Smoked Vegetable Broth
Pearl Barley [Soft & Crispy]
Wilted Swiss Chard
Thai Basil Flowers
How is comfort defined in terms of cuisine?
Everyone seeks comfort in different flavors, preparations and ingredients; often tied to ethnicity and upbringing.
Cue the grandmother laboring over the stovetop ladling spoonfuls of hearty such and such in the dead white of a suburban winter or the third floor of a Queens apartment building or the back porch of a Bible-Belt Brownstone. At least that's what marketing has taught us. Comfort Food™: The opposite of molecular, complex cooking. Nostalgia via rusticity and down-to-earth soulful food made with love. Not that stuffy high-end, white tablecloth fine dining.
Unless you're pumping out corn chips for Nabisco, all food should be made with love. It can be complex and comforting all the same. It seems as there is a disconnect created when we apply terms to food (farm-to-table, molecular gastronomy, fusion, etc.). As much as we feel like it helps us understand it more by giving it a definition, it can create false and unnecessary expectations.
If you care about what you're serving, it should be made with fresh ingredients of great quality hopefully from a farm or local market. Therefore, 'farm-to-table' is unnecessary. If you employ new technology in your kitchen because you want the food to taste better or be economically more efficient, should you be stamped with such a bludgeoning term as 'molecular gastronomy'? We're wasting our time trying to pigeon-hole the food we eat and should keep our mouths shut until we taste it.

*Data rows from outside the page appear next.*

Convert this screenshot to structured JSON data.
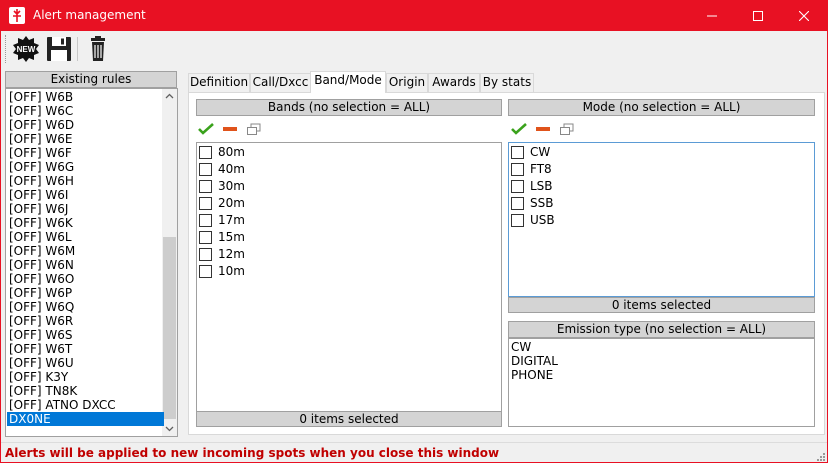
{
  "window": {
    "title": "Alert management",
    "accent_color": "#e81123"
  },
  "toolbar": {
    "buttons": [
      {
        "name": "new-icon",
        "label": "NEW"
      },
      {
        "name": "save-icon"
      },
      {
        "name": "trash-icon"
      }
    ]
  },
  "rules": {
    "header": "Existing rules",
    "items": [
      "[OFF] W6B",
      "[OFF] W6C",
      "[OFF] W6D",
      "[OFF] W6E",
      "[OFF] W6F",
      "[OFF] W6G",
      "[OFF] W6H",
      "[OFF] W6I",
      "[OFF] W6J",
      "[OFF] W6K",
      "[OFF] W6L",
      "[OFF] W6M",
      "[OFF] W6N",
      "[OFF] W6O",
      "[OFF] W6P",
      "[OFF] W6Q",
      "[OFF] W6R",
      "[OFF] W6S",
      "[OFF] W6T",
      "[OFF] W6U",
      "[OFF] K3Y",
      "[OFF] TN8K",
      "[OFF] ATNO DXCC",
      "DX0NE"
    ],
    "selected": "DX0NE",
    "selection_color": "#0078d7"
  },
  "tabs": [
    {
      "label": "Definition",
      "active": false
    },
    {
      "label": "Call/Dxcc",
      "active": false
    },
    {
      "label": "Band/Mode",
      "active": true
    },
    {
      "label": "Origin",
      "active": false
    },
    {
      "label": "Awards",
      "active": false
    },
    {
      "label": "By stats",
      "active": false
    }
  ],
  "bands": {
    "header": "Bands (no selection = ALL)",
    "items": [
      "80m",
      "40m",
      "30m",
      "20m",
      "17m",
      "15m",
      "12m",
      "10m"
    ],
    "footer": "0 items selected"
  },
  "mode": {
    "header": "Mode (no selection = ALL)",
    "items": [
      "CW",
      "FT8",
      "LSB",
      "SSB",
      "USB"
    ],
    "footer": "0 items selected"
  },
  "emission": {
    "header": "Emission type (no selection = ALL)",
    "items": [
      "CW",
      "DIGITAL",
      "PHONE"
    ]
  },
  "mini_tools": [
    "check-all-icon",
    "clear-icon",
    "restore-icon"
  ],
  "status": {
    "message": "Alerts will be applied to new incoming spots when you close this window",
    "color": "#c00000"
  }
}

It's one thing for the consumer ('foodie' [ouch]) to use these terms to fulfill their need to genre-fy everything, but when the restaurants and businesses start masturbating these terms as an attractive point of sale, I really start to turn red with anger. Whenever I see 'Molecular Cocktails' advertised as such because they learned how to make caviar out of anything and put it in everything, my brain begins to vomit.
But I'm not bitter...
We should be thankful for the amount of knowledge we have access to nowadays. It should be utilized towards the greater good of being progressive, not reducing the food we love (or hate) to terms that, in the end, really don't mean much.
Here, I made a broth by juicing vegetables and then simmering the juice in garlic, peppercorns, coriander, salt and the same vegetables: grilled. After letting it marinate overnight, I then strained and smoked the broth with cherrywood using the Smoking Gun. The pearl barley was cooked simply in water and once dried, I deep fried a few grains till they puffed up and got crispy. The tomato and radish are raw. The zucchini is grilled and diced. The swiss chard is wilted in chicken schmaltz and charred lemon.
Many techniques, complex and simple, were used to achieve a comforting restaurant-level dish that is still made with great care.